As the Soviet tank core was obligated to wait for the new medium T-34/85 tank until the spring of 1944, a stopgap solutions were pressed into service. One of these was the SU-85. It was fielded to operate in a strictly dedicated anti-tank role. The given role was more than ambitious: the SU-85 was to fight up against Tigers and Panthers to protect the less well-armed T-34/76 tanks still widely in use.
SU-85 tank destroyer, or Istrebitelj as the Soviets called it, had its baptism of fire by the September of 1943 when The Red Army was crossing the river Dnepr.
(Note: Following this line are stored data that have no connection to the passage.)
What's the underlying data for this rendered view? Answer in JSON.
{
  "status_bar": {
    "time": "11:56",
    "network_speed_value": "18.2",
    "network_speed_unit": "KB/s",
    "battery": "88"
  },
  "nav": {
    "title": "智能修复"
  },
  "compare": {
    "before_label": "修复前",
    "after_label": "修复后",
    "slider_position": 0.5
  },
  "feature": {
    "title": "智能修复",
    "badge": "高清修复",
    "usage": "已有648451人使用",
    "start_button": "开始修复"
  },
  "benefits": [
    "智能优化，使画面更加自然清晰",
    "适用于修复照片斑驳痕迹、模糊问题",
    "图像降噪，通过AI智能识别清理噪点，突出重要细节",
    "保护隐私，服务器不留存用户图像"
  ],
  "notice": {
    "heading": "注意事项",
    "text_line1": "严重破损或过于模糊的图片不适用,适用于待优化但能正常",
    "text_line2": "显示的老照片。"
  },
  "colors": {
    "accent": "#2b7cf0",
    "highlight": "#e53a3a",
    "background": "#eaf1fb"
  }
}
The annoying battle experience was that even the 85 mm cannon didn't have adequate penetrating power to fight on equal basis against new German tanks.
By the summer of 1944 the T-34/85 had become widely available and the production of four man SU-85 was cancelled. To improve the anti-tank hitting performance, the rugged chassis of SU-85 was fitted with an 100 mm D-10S naval gun. The subsequent tank killer was designated the SU-100. Due to production problems of the 100 mm guns, some early SU-100s had to arm with old 85 mm guns. These variants are known as the SU-85M.